On March 27, 2019, Cooper Natural Resources, Inc., Elementis Global LLC and Searles Valley Minerals, Inc. filed a petition on behalf of the domestic industry with the U.S. Department of Commerce (Commerce) and the U.S. International Trade Commission (Commission) seeking antidumping duties on imports of sodium sulfate anhydrous (SSA) from Canada. According to the petition, SSA imports from Canada are being sold at less than fair value in the United States, causing material injury and threatening further material injury to the U.S. industry if antidumping duties are not imposed.

SSA, also known as disodium sulfate, is a white or off-white, granular, crystallized powder containing 43.64 percent sodium oxide and 56.36 percent sulfur trioxide, with a molecular weight of approximately 142.04, which is registered under the Chemical Abstracts Service (CAS) number 7757-82-6. The product subject to this investigation is sodium sulfate (Na2SO4) that does not contain water, regardless of purity, grade, color, production method and form of packaging, in which the percentage of particles between 20 mesh and 100 mesh ranges from 10-95 percent and the percentage of particles over 100 mesh ranges from 5-90 percent. It is used in the production of several products, including, but not limited to, detergents, pulp and paper, glass, textiles, starch, carpet deodorizers and livestock mineral feed. In their petition, the petitioners state that SSA enters the United States under Harmonized Tariff Schedule of the United States (HTSUS) subheadings 2833.11.50.10, 2833.11.10.00, 2833.11.50.50 and (incorrectly classified under) 2833.19.00.00.

According to the petition, imports of Canadian SSA increased from 39,910 short tons (ST) in 2016, to 55,495 ST in 2017, and to 55,819 ST in 2018, while its average unit value declined from $121/ST in 2016 to $109/ST in 2017, and to $107/ST in 2018. As a result, the petitioners claim that unfairly priced SSA imports are having direct, significant adverse effects on the domestic industry, such as price suppression, resulting in lost in sales and revenue to the U.S. industry.

The petition mentions Saskatchewan Mining and Minerals as the only exporter of the product to the United States at allegedly dumped prices from Canada.

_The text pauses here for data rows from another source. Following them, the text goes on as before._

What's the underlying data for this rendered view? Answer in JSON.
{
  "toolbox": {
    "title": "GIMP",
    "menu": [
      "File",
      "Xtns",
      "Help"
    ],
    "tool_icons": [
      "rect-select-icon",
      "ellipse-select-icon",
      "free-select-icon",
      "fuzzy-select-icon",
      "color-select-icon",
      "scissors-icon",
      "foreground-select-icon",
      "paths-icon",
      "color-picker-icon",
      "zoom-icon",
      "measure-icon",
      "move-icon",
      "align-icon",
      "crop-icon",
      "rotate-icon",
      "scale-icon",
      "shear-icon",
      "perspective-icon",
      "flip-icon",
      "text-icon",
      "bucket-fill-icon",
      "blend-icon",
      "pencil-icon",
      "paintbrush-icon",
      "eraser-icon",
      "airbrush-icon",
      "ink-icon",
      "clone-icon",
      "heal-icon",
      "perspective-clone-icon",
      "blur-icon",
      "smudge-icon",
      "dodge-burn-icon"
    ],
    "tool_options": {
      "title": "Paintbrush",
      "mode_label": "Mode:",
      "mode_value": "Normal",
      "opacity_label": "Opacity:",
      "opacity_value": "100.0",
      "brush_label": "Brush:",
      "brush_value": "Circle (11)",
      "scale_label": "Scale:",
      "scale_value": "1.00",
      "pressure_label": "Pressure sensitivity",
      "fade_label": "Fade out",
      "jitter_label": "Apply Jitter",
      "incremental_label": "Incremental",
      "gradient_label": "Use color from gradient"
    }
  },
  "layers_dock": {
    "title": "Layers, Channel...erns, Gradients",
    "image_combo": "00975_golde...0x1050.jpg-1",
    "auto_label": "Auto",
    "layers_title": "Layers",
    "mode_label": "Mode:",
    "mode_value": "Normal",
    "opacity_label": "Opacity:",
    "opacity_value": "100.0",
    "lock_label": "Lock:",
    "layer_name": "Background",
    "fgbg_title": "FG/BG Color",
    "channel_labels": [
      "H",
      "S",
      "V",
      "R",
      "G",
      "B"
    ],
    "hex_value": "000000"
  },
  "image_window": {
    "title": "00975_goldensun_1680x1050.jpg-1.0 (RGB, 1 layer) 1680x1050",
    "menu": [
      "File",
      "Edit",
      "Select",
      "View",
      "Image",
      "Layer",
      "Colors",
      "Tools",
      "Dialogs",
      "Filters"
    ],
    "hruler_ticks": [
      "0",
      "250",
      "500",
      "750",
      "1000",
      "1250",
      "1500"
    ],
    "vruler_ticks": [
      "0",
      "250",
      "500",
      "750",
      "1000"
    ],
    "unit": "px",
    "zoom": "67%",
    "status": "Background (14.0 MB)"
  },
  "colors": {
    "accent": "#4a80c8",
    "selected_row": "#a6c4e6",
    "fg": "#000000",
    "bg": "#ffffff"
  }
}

The petition does not make public the list of U.S. importers known to import SSA from Canada.

Commerce will determine by April 24, 2019, whether to formally initiate the antidumping investigation and, if Commerce does, the Commission will decide 25 days thereafter whether there is a reasonable indication of existing material injury or threat of material injury to the domestic SSA industry that will require continuation of the investigation.